You should be able to get a local mutable copy using
Dataset.get_mutable_local_copy and then creating a new dataset.
But personally I prefer this workflow:
dataset = Dataset.get(dataset_project=CLEARML_PROJECT, dataset_name=CLEARML_DATASET_NAME, auto_create=True, writable_copy=True) dataset.add_files(path=save_path, dataset_path=save_path) dataset.finalize(auto_upload=True)
writable_copy argument gets a dataset and creates a child of it (a new dataset with your selected one as parent). In this way you can just add some files and upload the whole thing. It will now contain everything your previous dataset did + the files you added AND keep track of the previous dataset. In this way clearml knows not to upload the data that was already there, it will only upload your newly added files.
auto_create will create a dataset is none exist yet
auto_upload=True is basically the same as first uploading and then finalizing
These 3 lines use functionality that's only just available, so make sure to have the latest clearml version :)
Sorry for the late response. Agreed, that can work, although I would prefer a way to access the data by M number of batches added instead of a certain range, since these cases aren't interchangeable. Also a simple thing that can be done is that you can create an empty Dataset in the start, and then make it the parent of every dataset you add.
That makes sense! Maybe something like dataset querying as is used in the clearml hyperdatasets might be useful here? Basically you'd query your dataset to only include sample you want and have the query itself be a hyperparameter in your experiment?
Cool! 😄 Yeah, that makes sense.
So (just brainstorming here) imagine you have your dataset with all samples inside. Every time N new samples arrive they're just added to the larger dataset in an incremental way (with the 3 lines I sent earlier).
So imagine if we could query/filter that large dataset to only include a certain datetime range. That range filter is then stored as hyperparameter too, so in that case, you could easily rerun the same training task multiple times, on different amounts of data, by just changing the daterange parameter in the interface. It could help to find out the best interval to take maybe?

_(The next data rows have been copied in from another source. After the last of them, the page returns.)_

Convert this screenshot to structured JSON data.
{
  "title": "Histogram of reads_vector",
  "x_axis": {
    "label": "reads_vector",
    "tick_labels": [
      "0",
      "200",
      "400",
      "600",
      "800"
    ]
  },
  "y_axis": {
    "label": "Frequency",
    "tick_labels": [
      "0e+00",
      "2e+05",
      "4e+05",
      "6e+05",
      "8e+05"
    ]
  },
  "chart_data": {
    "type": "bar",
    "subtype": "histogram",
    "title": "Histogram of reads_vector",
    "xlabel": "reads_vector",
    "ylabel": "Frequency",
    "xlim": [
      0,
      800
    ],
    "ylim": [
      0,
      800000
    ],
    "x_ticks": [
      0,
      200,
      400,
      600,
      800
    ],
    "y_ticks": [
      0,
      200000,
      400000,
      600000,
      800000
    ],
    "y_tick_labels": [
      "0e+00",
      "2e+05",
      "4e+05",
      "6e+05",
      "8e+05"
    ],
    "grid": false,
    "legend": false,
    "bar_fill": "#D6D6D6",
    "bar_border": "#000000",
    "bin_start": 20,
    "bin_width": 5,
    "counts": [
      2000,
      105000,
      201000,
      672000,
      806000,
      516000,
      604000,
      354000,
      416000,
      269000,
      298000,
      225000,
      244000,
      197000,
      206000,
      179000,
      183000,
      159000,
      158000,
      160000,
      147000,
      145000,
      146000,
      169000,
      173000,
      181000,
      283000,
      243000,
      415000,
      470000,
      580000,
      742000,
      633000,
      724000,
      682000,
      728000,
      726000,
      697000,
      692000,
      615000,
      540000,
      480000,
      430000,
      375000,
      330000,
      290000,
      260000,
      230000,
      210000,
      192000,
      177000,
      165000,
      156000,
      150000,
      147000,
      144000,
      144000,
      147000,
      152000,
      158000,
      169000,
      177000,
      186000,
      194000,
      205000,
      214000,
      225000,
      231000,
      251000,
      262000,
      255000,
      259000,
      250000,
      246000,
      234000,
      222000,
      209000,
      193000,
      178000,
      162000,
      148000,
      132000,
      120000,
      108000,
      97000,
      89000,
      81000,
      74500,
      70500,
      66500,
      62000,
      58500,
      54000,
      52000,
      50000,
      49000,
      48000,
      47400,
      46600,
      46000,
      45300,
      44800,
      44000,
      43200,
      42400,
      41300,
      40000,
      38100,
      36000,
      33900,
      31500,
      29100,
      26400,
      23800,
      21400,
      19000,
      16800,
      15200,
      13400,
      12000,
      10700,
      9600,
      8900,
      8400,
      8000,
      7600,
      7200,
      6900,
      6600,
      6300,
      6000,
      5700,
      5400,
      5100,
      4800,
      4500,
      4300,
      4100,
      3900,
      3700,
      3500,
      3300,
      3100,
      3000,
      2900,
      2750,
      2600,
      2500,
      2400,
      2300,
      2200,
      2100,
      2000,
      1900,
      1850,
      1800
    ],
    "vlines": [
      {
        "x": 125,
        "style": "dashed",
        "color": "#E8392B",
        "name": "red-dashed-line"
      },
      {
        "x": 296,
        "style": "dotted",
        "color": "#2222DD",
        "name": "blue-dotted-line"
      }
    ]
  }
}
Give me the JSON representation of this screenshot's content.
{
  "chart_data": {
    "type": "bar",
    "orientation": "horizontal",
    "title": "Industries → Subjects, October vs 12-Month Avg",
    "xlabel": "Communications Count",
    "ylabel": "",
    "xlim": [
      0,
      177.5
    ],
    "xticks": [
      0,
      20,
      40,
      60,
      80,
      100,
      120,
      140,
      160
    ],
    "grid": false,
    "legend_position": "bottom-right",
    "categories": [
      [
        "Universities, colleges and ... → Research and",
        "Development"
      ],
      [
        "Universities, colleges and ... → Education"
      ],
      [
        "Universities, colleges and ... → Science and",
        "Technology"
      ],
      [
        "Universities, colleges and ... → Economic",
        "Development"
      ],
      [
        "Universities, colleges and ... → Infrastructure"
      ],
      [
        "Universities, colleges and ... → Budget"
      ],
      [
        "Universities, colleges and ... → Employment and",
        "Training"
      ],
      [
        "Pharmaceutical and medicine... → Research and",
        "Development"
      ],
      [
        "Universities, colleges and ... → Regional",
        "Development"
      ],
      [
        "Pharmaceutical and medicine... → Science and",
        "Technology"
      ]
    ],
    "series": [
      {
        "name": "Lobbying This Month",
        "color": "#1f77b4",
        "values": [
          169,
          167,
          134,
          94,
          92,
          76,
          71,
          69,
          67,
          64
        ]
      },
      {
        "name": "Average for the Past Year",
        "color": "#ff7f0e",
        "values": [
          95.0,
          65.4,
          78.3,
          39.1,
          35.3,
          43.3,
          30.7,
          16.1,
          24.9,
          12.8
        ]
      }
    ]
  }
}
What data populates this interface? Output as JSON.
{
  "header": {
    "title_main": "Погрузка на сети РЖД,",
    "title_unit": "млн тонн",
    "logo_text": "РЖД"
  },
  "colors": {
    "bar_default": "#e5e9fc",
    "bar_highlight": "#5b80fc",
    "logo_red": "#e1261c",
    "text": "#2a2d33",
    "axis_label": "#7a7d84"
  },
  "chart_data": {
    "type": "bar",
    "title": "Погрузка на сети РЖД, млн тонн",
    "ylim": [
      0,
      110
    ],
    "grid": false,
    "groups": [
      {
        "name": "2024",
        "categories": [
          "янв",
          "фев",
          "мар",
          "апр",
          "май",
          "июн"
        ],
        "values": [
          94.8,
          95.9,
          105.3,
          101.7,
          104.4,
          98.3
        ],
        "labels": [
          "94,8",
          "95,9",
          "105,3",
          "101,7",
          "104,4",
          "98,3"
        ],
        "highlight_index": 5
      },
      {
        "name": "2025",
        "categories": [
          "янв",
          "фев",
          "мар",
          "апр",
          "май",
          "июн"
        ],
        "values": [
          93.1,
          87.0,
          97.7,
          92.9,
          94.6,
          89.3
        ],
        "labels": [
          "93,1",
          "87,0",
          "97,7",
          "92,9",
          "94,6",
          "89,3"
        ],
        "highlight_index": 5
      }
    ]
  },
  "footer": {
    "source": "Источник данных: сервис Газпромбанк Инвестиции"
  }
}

I'm just asking you if that would make sense, because I've been thinking about this functionality for my own usecases too 🙂 Would be cool to contribute it
Well I'm still researching how it'll work. I'm expecting it to not be very good and will make the model learning very stochastic in nature.
I plan to instead at the training stage, instead of just getting this model, use Dataset.squash, to get previous M datasets merged together.
This should introduce stability in the dataset.
Also this way, our model is trained on a batch of data multiple times but only for a few times before that batch is discarded. We keep the training data fresh for continuous training hopefully reducing data drift caused by time.
I already have the dataset id as a hyperparameter. I get said dataset. I'm only handling one dataset right now but merging multiple ones is a simple task as well.
Also I'm not very experienced and am unsure what proposed querying is and how and if it works in ClearML here.